Центр тяжести (Поляринов) - страница 256

Бертольд Брехт, переводчик «Дон Кихота»

[рассказ Нины Ходжаровой, найденный ее сыном, Петром Портным, в ее черновиках]

В 1922 году мюнхенский театр «Каммершпиле» поставил «Барабаны в ночи», первую серьезную пьесу Бертольда Брехта.

Примерно через три месяца после премьеры другой Бертольд Брехт, – так уж вышло, полный тезка драматурга, – молодой преподаватель из Университета Гумбольдта, переводчик, специалист по творчеству Сервантеса, зашел в ресторан в Берлине.

Он представился, официант провел его к столику и выдал меню. Молодой переводчик ждал друга, Микаэля Штрассера, но к нему подошла молодая девушка. Красивая, светловолосая, в темном пальто и красном шарфе.

«Простите, – сказала она, – я случайно услышала ваше имя. Вы – Бертольд Брехт, правильно?»

Бертольд никогда не интересовался театром и потому, разумеется, ничего не слышал о постановке «Барабанов в ночи». Он кивнул и отложил меню.

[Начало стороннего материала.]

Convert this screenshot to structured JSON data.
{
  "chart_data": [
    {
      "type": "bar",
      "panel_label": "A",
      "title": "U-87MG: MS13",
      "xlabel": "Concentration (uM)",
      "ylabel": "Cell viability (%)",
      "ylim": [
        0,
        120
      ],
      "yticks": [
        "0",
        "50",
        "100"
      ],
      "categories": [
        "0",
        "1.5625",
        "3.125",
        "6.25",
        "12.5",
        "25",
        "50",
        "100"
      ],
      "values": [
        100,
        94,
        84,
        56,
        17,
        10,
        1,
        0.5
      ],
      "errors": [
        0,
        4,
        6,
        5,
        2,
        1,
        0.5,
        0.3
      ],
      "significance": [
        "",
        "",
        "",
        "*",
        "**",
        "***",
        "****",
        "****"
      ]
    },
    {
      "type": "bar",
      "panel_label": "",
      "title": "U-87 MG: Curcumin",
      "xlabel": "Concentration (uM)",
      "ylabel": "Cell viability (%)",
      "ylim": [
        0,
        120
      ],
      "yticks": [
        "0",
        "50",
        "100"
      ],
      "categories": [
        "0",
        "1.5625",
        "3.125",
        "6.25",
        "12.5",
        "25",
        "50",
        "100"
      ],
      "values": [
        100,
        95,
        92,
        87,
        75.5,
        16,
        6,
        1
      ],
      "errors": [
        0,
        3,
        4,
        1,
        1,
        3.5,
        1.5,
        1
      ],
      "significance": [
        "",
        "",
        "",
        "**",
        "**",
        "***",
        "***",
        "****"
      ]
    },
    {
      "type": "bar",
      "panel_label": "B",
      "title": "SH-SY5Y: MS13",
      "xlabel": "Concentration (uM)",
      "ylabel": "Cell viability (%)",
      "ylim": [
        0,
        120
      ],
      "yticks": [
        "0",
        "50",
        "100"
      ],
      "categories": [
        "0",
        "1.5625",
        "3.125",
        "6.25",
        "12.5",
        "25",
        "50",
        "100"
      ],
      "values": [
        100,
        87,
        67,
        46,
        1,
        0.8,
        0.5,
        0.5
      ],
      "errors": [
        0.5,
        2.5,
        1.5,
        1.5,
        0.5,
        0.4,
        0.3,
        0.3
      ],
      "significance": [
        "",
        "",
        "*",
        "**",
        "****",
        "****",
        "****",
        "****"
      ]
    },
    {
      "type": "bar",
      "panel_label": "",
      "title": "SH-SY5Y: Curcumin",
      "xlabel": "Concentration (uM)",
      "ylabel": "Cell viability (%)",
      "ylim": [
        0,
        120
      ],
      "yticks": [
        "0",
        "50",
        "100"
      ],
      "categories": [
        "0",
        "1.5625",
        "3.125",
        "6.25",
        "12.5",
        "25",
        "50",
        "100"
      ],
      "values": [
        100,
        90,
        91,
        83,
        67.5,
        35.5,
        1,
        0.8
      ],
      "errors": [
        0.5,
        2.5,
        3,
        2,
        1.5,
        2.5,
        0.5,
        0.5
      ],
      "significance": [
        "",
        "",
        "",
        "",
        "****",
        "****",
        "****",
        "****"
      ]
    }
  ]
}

«Я только хотела сказать вам, что я в восторге от вашей работы».

Вот так и получилось: их знакомство началось с неловкости. Бертольд решил, что она имеет в виду его недавно опубликованный комментарий к переводу «Дон Кихота». Он пригласил ее присесть и отобедать с ним. Она представилась и немного рассказала о себе: Ольга Осинская, дочь русского дипломата, учусь на переводчика-синхрониста.

«Я думаю, вас ждет большое будущее», – добавила она, перебирая в руках красный шарф крупной вязки.

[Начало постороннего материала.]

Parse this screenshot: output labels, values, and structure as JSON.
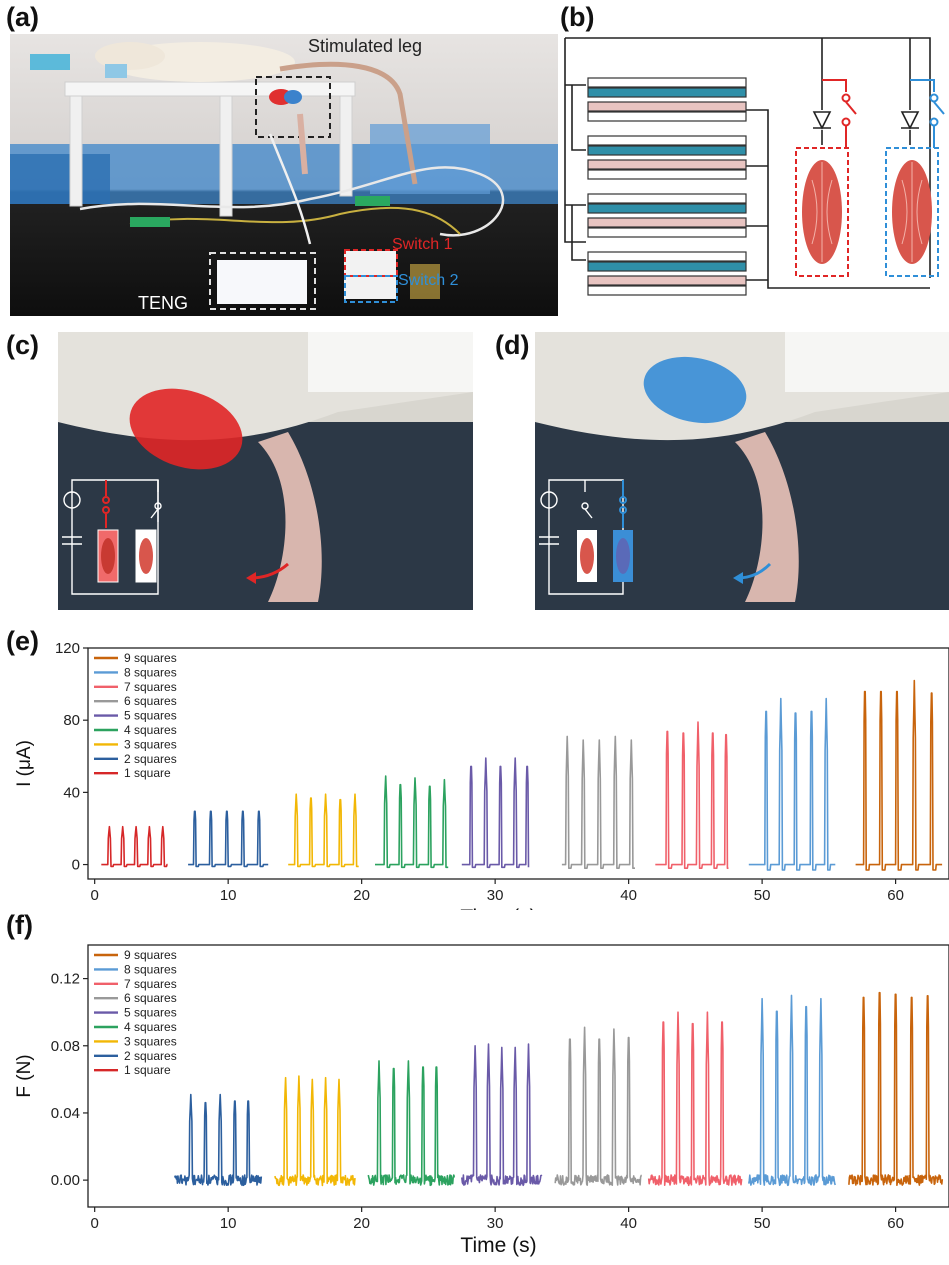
{
  "panels": {
    "a": {
      "label": "(a)",
      "stimulated_leg": "Stimulated leg",
      "switch1": "Switch 1",
      "switch2": "Switch 2",
      "teng": "TENG"
    },
    "b": {
      "label": "(b)"
    },
    "c": {
      "label": "(c)"
    },
    "d": {
      "label": "(d)"
    },
    "e": {
      "label": "(e)"
    },
    "f": {
      "label": "(f)"
    }
  },
  "colors": {
    "red_switch": "#e02626",
    "blue_switch": "#2f8fd8",
    "teng_dark": "#2f8fa8",
    "teng_light": "#e8c4c1",
    "muscle": "#d8564c"
  },
  "chart_data": [
    {
      "type": "line",
      "panel": "(e)",
      "xlabel": "Time (s)",
      "ylabel": "I (μA)",
      "xlim": [
        -0.5,
        64
      ],
      "ylim": [
        -8,
        120
      ],
      "xticks": [
        0,
        10,
        20,
        30,
        40,
        50,
        60
      ],
      "yticks": [
        0,
        40,
        80,
        120
      ],
      "legend_position": "top-left",
      "series": [
        {
          "name": "1 square",
          "color": "#d62728",
          "x_start": 0.5,
          "x_end": 5.5,
          "peaks_x": [
            1.1,
            2.1,
            3.1,
            4.1,
            5.1
          ],
          "peaks_y": [
            21,
            21,
            21,
            21,
            21
          ],
          "dip": -1
        },
        {
          "name": "2 squares",
          "color": "#2c5f9e",
          "x_start": 7.0,
          "x_end": 13.0,
          "peaks_x": [
            7.5,
            8.7,
            9.9,
            11.1,
            12.3
          ],
          "peaks_y": [
            32,
            32,
            32,
            32,
            32
          ],
          "dip": -1
        },
        {
          "name": "3 squares",
          "color": "#f2b705",
          "x_start": 14.5,
          "x_end": 19.8,
          "peaks_x": [
            15.1,
            16.2,
            17.3,
            18.4,
            19.5
          ],
          "peaks_y": [
            39,
            40,
            39,
            39,
            39
          ],
          "dip": -1
        },
        {
          "name": "4 squares",
          "color": "#2ca25f",
          "x_start": 21.0,
          "x_end": 26.5,
          "peaks_x": [
            21.8,
            22.9,
            24.0,
            25.1,
            26.2
          ],
          "peaks_y": [
            49,
            48,
            48,
            47,
            47
          ],
          "dip": -1.5
        },
        {
          "name": "5 squares",
          "color": "#6a5aa8",
          "x_start": 27.5,
          "x_end": 32.5,
          "peaks_x": [
            28.2,
            29.3,
            30.4,
            31.5,
            32.4
          ],
          "peaks_y": [
            59,
            59,
            59,
            59,
            59
          ],
          "dip": -1.5
        },
        {
          "name": "6 squares",
          "color": "#999999",
          "x_start": 35.0,
          "x_end": 40.5,
          "peaks_x": [
            35.4,
            36.6,
            37.8,
            39.0,
            40.2
          ],
          "peaks_y": [
            71,
            69,
            69,
            71,
            69
          ],
          "dip": -2
        },
        {
          "name": "7 squares",
          "color": "#f0606a",
          "x_start": 42.0,
          "x_end": 47.5,
          "peaks_x": [
            42.9,
            44.1,
            45.2,
            46.3,
            47.3
          ],
          "peaks_y": [
            80,
            79,
            79,
            79,
            78
          ],
          "dip": -2
        },
        {
          "name": "8 squares",
          "color": "#5b9bd5",
          "x_start": 49.0,
          "x_end": 55.5,
          "peaks_x": [
            50.3,
            51.4,
            52.5,
            53.7,
            54.8
          ],
          "peaks_y": [
            92,
            92,
            91,
            92,
            92
          ],
          "dip": -3
        },
        {
          "name": "9 squares",
          "color": "#c8640c",
          "x_start": 57.0,
          "x_end": 63.5,
          "peaks_x": [
            57.7,
            58.9,
            60.1,
            61.4,
            62.7
          ],
          "peaks_y": [
            104,
            104,
            104,
            102,
            103
          ],
          "dip": -3
        }
      ]
    },
    {
      "type": "line",
      "panel": "(f)",
      "xlabel": "Time (s)",
      "ylabel": "F (N)",
      "xlim": [
        -0.5,
        64
      ],
      "ylim": [
        -0.016,
        0.14
      ],
      "xticks": [
        0,
        10,
        20,
        30,
        40,
        50,
        60
      ],
      "yticks": [
        0.0,
        0.04,
        0.08,
        0.12
      ],
      "legend_position": "top-left",
      "series": [
        {
          "name": "1 square",
          "color": "#d62728",
          "x_start": null,
          "x_end": null,
          "peaks_x": [],
          "peaks_y": []
        },
        {
          "name": "2 squares",
          "color": "#2c5f9e",
          "x_start": 6.0,
          "x_end": 12.5,
          "peaks_x": [
            7.2,
            8.3,
            9.4,
            10.5,
            11.5
          ],
          "peaks_y": [
            0.051,
            0.05,
            0.051,
            0.051,
            0.051
          ]
        },
        {
          "name": "3 squares",
          "color": "#f2b705",
          "x_start": 13.5,
          "x_end": 19.5,
          "peaks_x": [
            14.3,
            15.3,
            16.3,
            17.3,
            18.3
          ],
          "peaks_y": [
            0.061,
            0.062,
            0.06,
            0.061,
            0.06
          ]
        },
        {
          "name": "4 squares",
          "color": "#2ca25f",
          "x_start": 20.5,
          "x_end": 27.0,
          "peaks_x": [
            21.3,
            22.4,
            23.5,
            24.6,
            25.6
          ],
          "peaks_y": [
            0.071,
            0.072,
            0.071,
            0.073,
            0.073
          ]
        },
        {
          "name": "5 squares",
          "color": "#6a5aa8",
          "x_start": 27.5,
          "x_end": 33.5,
          "peaks_x": [
            28.5,
            29.5,
            30.5,
            31.5,
            32.5
          ],
          "peaks_y": [
            0.08,
            0.081,
            0.079,
            0.079,
            0.081
          ]
        },
        {
          "name": "6 squares",
          "color": "#999999",
          "x_start": 34.5,
          "x_end": 41.0,
          "peaks_x": [
            35.6,
            36.7,
            37.8,
            38.9,
            40.0
          ],
          "peaks_y": [
            0.091,
            0.091,
            0.091,
            0.09,
            0.092
          ]
        },
        {
          "name": "7 squares",
          "color": "#f0606a",
          "x_start": 41.5,
          "x_end": 48.5,
          "peaks_x": [
            42.6,
            43.7,
            44.8,
            45.9,
            47.0
          ],
          "peaks_y": [
            0.102,
            0.1,
            0.101,
            0.1,
            0.102
          ]
        },
        {
          "name": "8 squares",
          "color": "#5b9bd5",
          "x_start": 49.0,
          "x_end": 55.5,
          "peaks_x": [
            50.0,
            51.1,
            52.2,
            53.3,
            54.4
          ],
          "peaks_y": [
            0.108,
            0.109,
            0.11,
            0.112,
            0.108
          ]
        },
        {
          "name": "9 squares",
          "color": "#c8640c",
          "x_start": 56.5,
          "x_end": 63.5,
          "peaks_x": [
            57.6,
            58.8,
            60.0,
            61.2,
            62.4
          ],
          "peaks_y": [
            0.118,
            0.121,
            0.12,
            0.118,
            0.119
          ]
        }
      ]
    }
  ]
}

Бертольд гордо расправил плечи – ему ужасно льстил тот факт, что его комментарий к «Дон Кихоту» оценили. И что еще важнее – оценила такая красивая (и, несомненно, умная, ведь она читает научные работы о «Дон Кихоте») девушка.

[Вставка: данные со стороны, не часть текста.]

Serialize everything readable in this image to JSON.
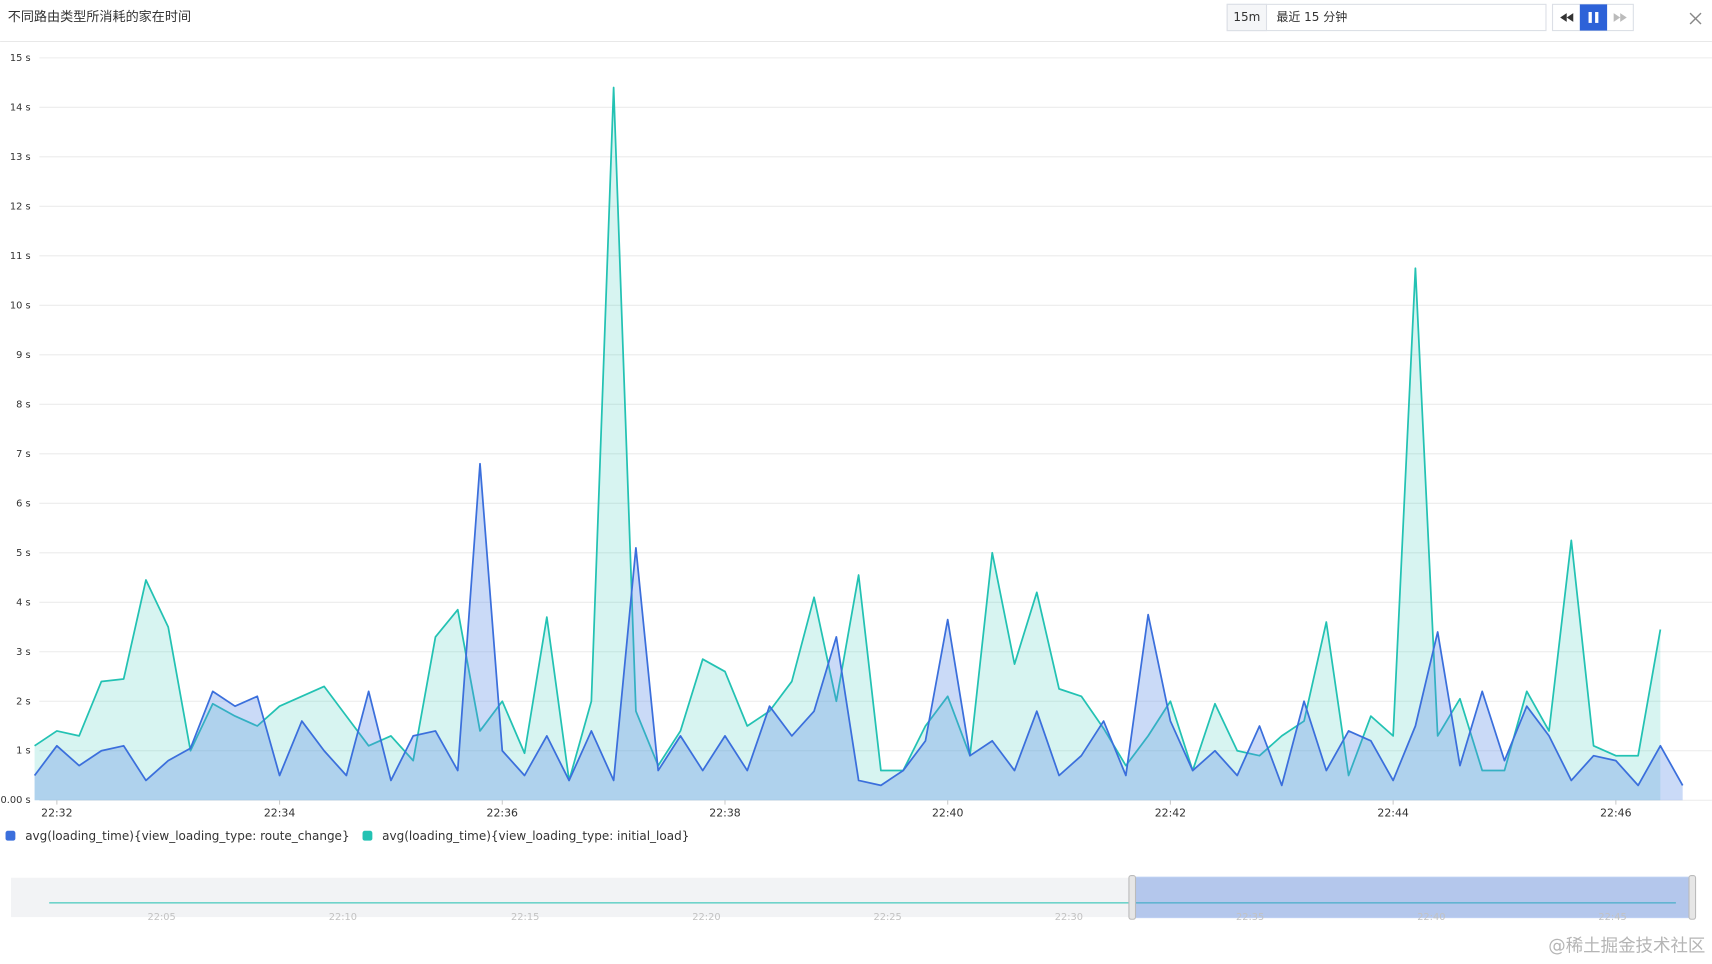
{
  "chart_data": {
    "type": "area",
    "title": "不同路由类型所消耗的家在时间",
    "categories": [
      null,
      "22:32",
      null,
      null,
      null,
      null,
      null,
      null,
      null,
      null,
      null,
      "22:34",
      null,
      null,
      null,
      null,
      null,
      null,
      null,
      null,
      null,
      "22:36",
      null,
      null,
      null,
      null,
      null,
      null,
      null,
      null,
      null,
      "22:38",
      null,
      null,
      null,
      null,
      null,
      null,
      null,
      null,
      null,
      "22:40",
      null,
      null,
      null,
      null,
      null,
      null,
      null,
      null,
      null,
      "22:42",
      null,
      null,
      null,
      null,
      null,
      null,
      null,
      null,
      null,
      "22:44",
      null,
      null,
      null,
      null,
      null,
      null,
      null,
      null,
      null,
      "22:46",
      null,
      null,
      null
    ],
    "series": [
      {
        "name": "avg(loading_time){view_loading_type: initial_load}",
        "color": "#23c2b3",
        "values": [
          1.1,
          1.4,
          1.3,
          2.4,
          2.45,
          4.45,
          3.5,
          1.0,
          1.95,
          1.7,
          1.5,
          1.9,
          2.1,
          2.3,
          1.7,
          1.1,
          1.3,
          0.8,
          3.3,
          3.85,
          1.4,
          2.0,
          0.95,
          3.7,
          0.4,
          2.0,
          14.4,
          1.8,
          0.7,
          1.4,
          2.85,
          2.6,
          1.5,
          1.8,
          2.4,
          4.1,
          2.0,
          4.55,
          0.6,
          0.6,
          1.5,
          2.1,
          0.9,
          5.0,
          2.75,
          4.2,
          2.25,
          2.1,
          1.45,
          0.7,
          1.3,
          2.0,
          0.6,
          1.95,
          1.0,
          0.9,
          1.3,
          1.6,
          3.6,
          0.5,
          1.7,
          1.3,
          10.75,
          1.3,
          2.05,
          0.6,
          0.6,
          2.2,
          1.4,
          5.25,
          1.1,
          0.9,
          0.9,
          3.45,
          null
        ]
      },
      {
        "name": "avg(loading_time){view_loading_type: route_change}",
        "color": "#3b6fdc",
        "values": [
          0.5,
          1.1,
          0.7,
          1.0,
          1.1,
          0.4,
          0.8,
          1.05,
          2.2,
          1.9,
          2.1,
          0.5,
          1.6,
          1.0,
          0.5,
          2.2,
          0.4,
          1.3,
          1.4,
          0.6,
          6.8,
          1.0,
          0.5,
          1.3,
          0.4,
          1.4,
          0.4,
          5.1,
          0.6,
          1.3,
          0.6,
          1.3,
          0.6,
          1.9,
          1.3,
          1.8,
          3.3,
          0.4,
          0.3,
          0.6,
          1.2,
          3.65,
          0.9,
          1.2,
          0.6,
          1.8,
          0.5,
          0.9,
          1.6,
          0.5,
          3.75,
          1.6,
          0.6,
          1.0,
          0.5,
          1.5,
          0.3,
          2.0,
          0.6,
          1.4,
          1.2,
          0.4,
          1.5,
          3.4,
          0.7,
          2.2,
          0.8,
          1.9,
          1.3,
          0.4,
          0.9,
          0.8,
          0.3,
          1.1,
          0.3
        ]
      }
    ],
    "ylim": [
      0,
      15
    ],
    "yticks": [
      {
        "value": 0,
        "label": "0.00 s"
      },
      {
        "value": 1,
        "label": "1 s"
      },
      {
        "value": 2,
        "label": "2 s"
      },
      {
        "value": 3,
        "label": "3 s"
      },
      {
        "value": 4,
        "label": "4 s"
      },
      {
        "value": 5,
        "label": "5 s"
      },
      {
        "value": 6,
        "label": "6 s"
      },
      {
        "value": 7,
        "label": "7 s"
      },
      {
        "value": 8,
        "label": "8 s"
      },
      {
        "value": 9,
        "label": "9 s"
      },
      {
        "value": 10,
        "label": "10 s"
      },
      {
        "value": 11,
        "label": "11 s"
      },
      {
        "value": 12,
        "label": "12 s"
      },
      {
        "value": 13,
        "label": "13 s"
      },
      {
        "value": 14,
        "label": "14 s"
      },
      {
        "value": 15,
        "label": "15 s"
      }
    ],
    "grid": true
  },
  "toolbar": {
    "range_short": "15m",
    "range_label": "最近 15 分钟"
  },
  "navigator": {
    "labels": [
      "22:05",
      "22:10",
      "22:15",
      "22:20",
      "22:25",
      "22:30",
      "22:35",
      "22:40",
      "22:45"
    ]
  },
  "watermark": "@稀土掘金技术社区"
}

Гордость его, впрочем, тут же сменилась жгучим ощущением неловкости, когда он понял, что его приняли за другого человека.

«Ваша пьеса произвела фурор», – сказала Ольга. Она описывала реакцию людей в зале, цитировала критиков. Он был в смятении, в панике, девушка продолжала говорить, а он не знал, как прервать ее. В конце концов, когда все стало заходить слишком далеко, он нашел в себе силы и с большим трудом, словно пытаясь выплюнуть кляп изо рта, проговорил: «Простите, пожалуйста, но, я боюсь, это какая-то ошибка. Я не пишу пьес».

Девушка замолчала и какое-то время, не моргая, смотрела ему в глаза. Словно ждала, что сейчас он рассмеется и скажет, что пошутил. Но он лишь продолжал извиняться, бормотал что-то.

Девушка встала из-за стола, шумно отодвинув стул и, опустив голову, извинившись и повторяя раз за разом «господи, как же неловко», попятилась к выходу.

Минуты две Бертольд сидел неподвижно, упершись ладонями в стол, словно боролся с внутренней качкой, лицо его горело. Из ступора его вывел подошедший друг, Микаэль Штрассер. «Проклятый гололед, – ворчал он, усаживаясь на тот самый стул, где только что сидела Ольга, – я два раза чуть не упал. Куда смотрят коммунальные службы. Ты уже заказал что-то?»